“SPIT IT OUT”
By: THEmeanMRmustard
In the same way that scientists can’t accurately measure the hyper-lightning movements of quantum particles, it is impossible for marketers to put a fixed value on the tweets that make up the millions of rushing, constantly changing Twitter streams. The movements of Tweets don’t follow a strict set of rules—and yet, like the particles, they aren’t completely chaotic either. Their worth can be understood according to context and probability—visible not as points or bars on a graph but as waves of undetermined length reaching out in multiple directions. When the send button is pressed, a tweet appears in many places at once (i.e. on individual feeds via various devices) and contains the possibility of being retweeted in many others. A tweet can simultaneously create new connections and dissemble old ones—it can both inspire and disgust, cause followers to be gained or lost. Instead of prescribing rules for how to tweet, it makes more sense to communicate the impossibility of prescribing rules, and instead encourage users to open up to the free flow of the streams—as opposed to clamping down extra-hard with filters and search tools.
The marketers and business people and so-called social media experts will point to this and that as the right and wrong way to Tweet—not realizing that the more exacting they try to be the more the TRUE essence of Twitter slips through their fingers—similar to another aspect of quantum physics called The Observer Effect—which refers to changes that the act of observation will make on the phenomenon being observed.

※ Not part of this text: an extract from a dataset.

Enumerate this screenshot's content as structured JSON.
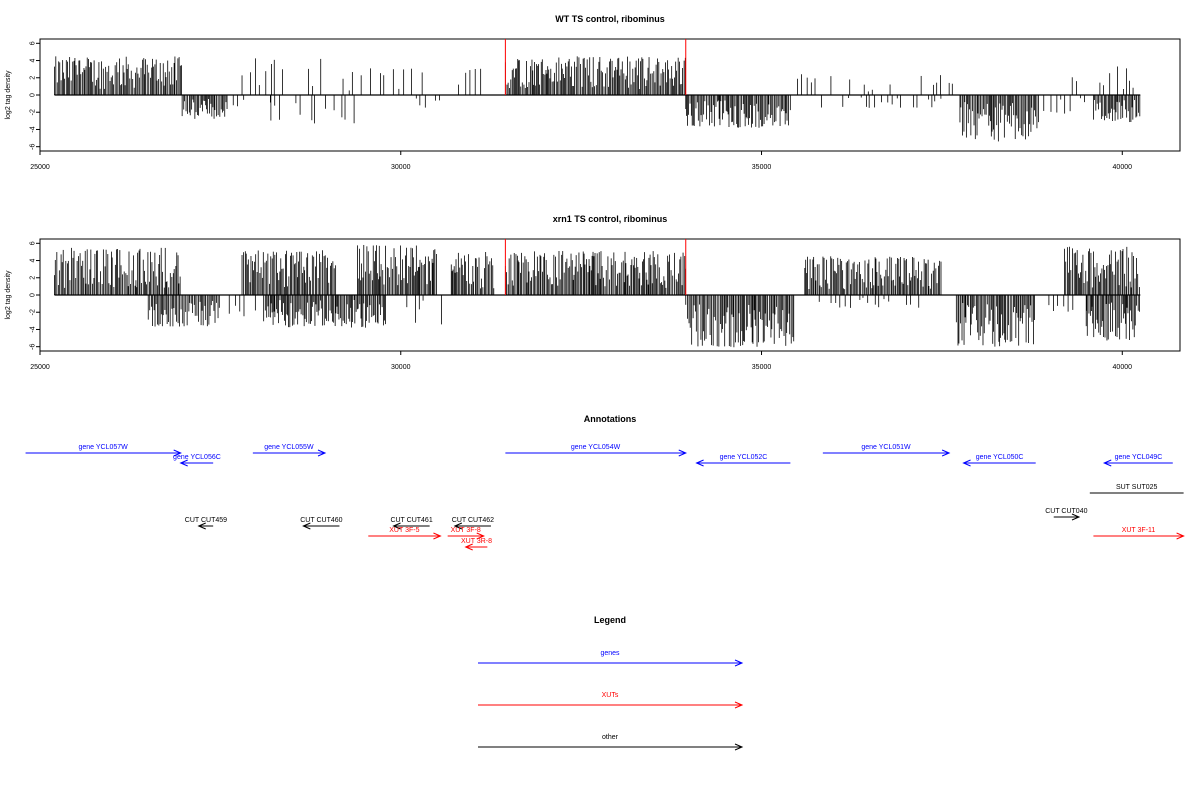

As long as Twitter continues to be conceptualized as an online version of the existing physical world, many users will miss out on its power as a tool for revealing the invisible interdependent connections between us all. (Remember: just because something is invisible or doesn’t exist doesn’t mean it isn’t real.) The particle-dance movements of tweets provide flashes of fractal multi-verses bursting forth like fireworks before fading just as fast. The goal should not be to freeze-frame and dissect it—but to enjoy its fleeting nature for what it is in a shared awareness of the beauty of NOW.